Computing probability as a Lebesgue-Stieltjes integral I came across an expression for a probability in terms of a Lebesgue-Stieltjes integral and I'd like to understand why it is true.  Let $T$ and $C$ be independent random variables.  Let $F$ be the cumulative distribution function of $T$ and define $S(t) = P(C > t)$.  For $t > 0$ we have
\begin{align} 
P(0 < T \leq t, T < C) = \int_0^t S(u)dF(u). \tag{1}
\end{align}
Here is my attempt at justifying $(1)$.  Let $\mu_T$ and $\mu_C$ be the pushforward measures of $T$ and $C$ on $(\mathbb{R},\mathcal{B}(\mathbb{R}))$ (where $\mathcal{B}(\mathbb{R})$ is the Borel $\sigma$-algebra on $\mathbb{R}$); i.e. $\mu_T(E) := P(T^{-1}(E))$ for $E \in \mathcal{B}(\mathbb{R})$ and similar for $\mu_C$.  Likewise let $\mu_{(T, C)}$ be the pushforward measure of the random vector $(T, C)$ on $(\mathbb{R^2}, \mathcal{B}(\mathbb{R}^2))$.  Let $A_t = \{(u, v) \in \mathbb{R^2} : 0 < u \leq t \text{ and } v > u\}$. Then
\begin{align}
\int_0^t S(u)dF(u) & = \int_{\mathbb{R}} \mathbb{I}_{(0,t]}(u) S(u) \mu_T(du) \tag{2}\\
 & = \int_{\mathbb{R}} \mathbb{I}_{(0,t]}(u) \left( \int_{\mathbb{R}} \mathbb{I}_{(u,\infty)}(v) \mu_C(dv) \right) \mu_T(du) \tag{3}\\
 & = \int_{\mathbb{R}} \left( \int_{\mathbb{R}} \mathbb{I}_{(0,t]}(u) \mathbb{I}_{(u,\infty)}(v) \mu_C(dv) \right) \mu_T(du) \tag{4}\\
 & = \int_{\mathbb{R}^2} \mathbb{I}_{(0,t]}(u) \mathbb{I}_{(u,\infty)}(v) \mu_T \times \mu_C(d(u,v)) \qquad (\text{Fubini's Theorem}) \tag{5}\\
 & = \int_{\mathbb{R}^2} \mathbb{I}_{A_t}(u, v) \mu_T \times \mu_C(d(u,v)) \tag{6}\\
 & = \int_{\mathbb{R}^2} \mathbb{I}_{A_t}(u, v) \mu_{(T, C)} (d(u,v)) \qquad (\text{Independence of $T$ and $C$)} \tag{7}\\
 & = \mu_{(T, C)} (A_t) \tag{8}\\
 & = P((T, C)^{-1}(A_t)) \tag{9}\\
 & = P(0 < T \leq t, T < C) \tag{10}.
\end{align}
My questions are: 


*

*Is this justification correct?

*Is there a better or faster way to show $(1)$?

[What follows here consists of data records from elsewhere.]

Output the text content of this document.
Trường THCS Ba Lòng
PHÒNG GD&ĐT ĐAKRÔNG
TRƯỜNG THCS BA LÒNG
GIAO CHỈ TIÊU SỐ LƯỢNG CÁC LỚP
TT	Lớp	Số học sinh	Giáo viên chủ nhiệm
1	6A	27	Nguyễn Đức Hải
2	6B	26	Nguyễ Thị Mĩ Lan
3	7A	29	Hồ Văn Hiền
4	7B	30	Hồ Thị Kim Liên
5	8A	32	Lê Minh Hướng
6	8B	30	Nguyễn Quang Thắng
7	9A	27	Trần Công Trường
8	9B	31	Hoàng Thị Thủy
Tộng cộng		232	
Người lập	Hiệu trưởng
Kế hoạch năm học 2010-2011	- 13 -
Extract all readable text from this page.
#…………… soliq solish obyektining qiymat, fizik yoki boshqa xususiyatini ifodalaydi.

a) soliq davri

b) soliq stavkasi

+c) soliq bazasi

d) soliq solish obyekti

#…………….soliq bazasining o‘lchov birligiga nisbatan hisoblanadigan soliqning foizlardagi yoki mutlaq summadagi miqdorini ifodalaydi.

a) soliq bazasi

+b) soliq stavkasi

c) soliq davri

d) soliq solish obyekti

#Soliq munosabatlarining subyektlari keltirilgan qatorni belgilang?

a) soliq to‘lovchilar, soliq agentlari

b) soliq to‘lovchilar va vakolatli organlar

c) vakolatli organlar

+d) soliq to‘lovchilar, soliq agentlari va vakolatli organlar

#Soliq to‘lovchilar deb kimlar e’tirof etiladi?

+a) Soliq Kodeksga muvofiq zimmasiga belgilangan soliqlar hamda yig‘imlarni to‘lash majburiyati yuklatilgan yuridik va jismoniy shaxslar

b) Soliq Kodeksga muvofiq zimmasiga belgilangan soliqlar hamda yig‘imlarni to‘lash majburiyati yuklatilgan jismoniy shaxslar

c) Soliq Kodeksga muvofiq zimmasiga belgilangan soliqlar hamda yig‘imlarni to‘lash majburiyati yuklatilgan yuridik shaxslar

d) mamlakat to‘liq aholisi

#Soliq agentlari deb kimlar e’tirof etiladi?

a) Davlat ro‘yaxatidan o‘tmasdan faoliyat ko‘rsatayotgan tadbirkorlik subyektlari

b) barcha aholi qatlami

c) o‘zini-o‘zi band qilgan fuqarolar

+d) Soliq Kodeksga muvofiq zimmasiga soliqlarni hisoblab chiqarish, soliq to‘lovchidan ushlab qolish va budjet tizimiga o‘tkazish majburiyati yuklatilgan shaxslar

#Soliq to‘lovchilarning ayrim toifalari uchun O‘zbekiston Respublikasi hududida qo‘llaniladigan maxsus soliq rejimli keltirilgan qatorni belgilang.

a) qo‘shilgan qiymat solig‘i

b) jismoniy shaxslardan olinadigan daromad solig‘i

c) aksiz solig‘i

 A: It seems right to me. A faster way to see the same would be setting $Z:=(T,C)$ and noticing that the region of integration is the set $\{(x,y)\in \Bbb R ^2:y>x\,\land\, x\in[0,t]\}$, what have a very easy geometric interpretation: is the union of the infinite box $[0,t]\times [t,\infty )$ and the triangle between the points $(0,0),\,(0,t),\, (t,t)$. 
Therefore, due to the independence of the random variables, you can integrate the region first respect to the measure of the $X$-axis and after respect to the measure of the $Y$-axis (or viceversa) because the measure on the plane $XY$ is just the product measure (because $C$ and $T$ are independent), then
$$
\Pr(Z^{-1}\{(x,y)\in \Bbb R ^2:y>x\,\land\, x\in[0,t]\})=\int_{\Bbb R }\mu_C((s,\infty ))\mathbf{1}_{[0,t]}(s)\,\mathrm d \mu _T(s)\\
=\int_{\Bbb R }\mu _T([0,\min\{s,t\}]\setminus \{s\})\mathbf{1}_{(0,\infty )}(s)\,\mathrm d \mu _C(s)
$$
where the first integral comes when you integrate first respect to $\mu_C$ and after respect to $\mu_T$, and the second integral when you reverses the order of integration.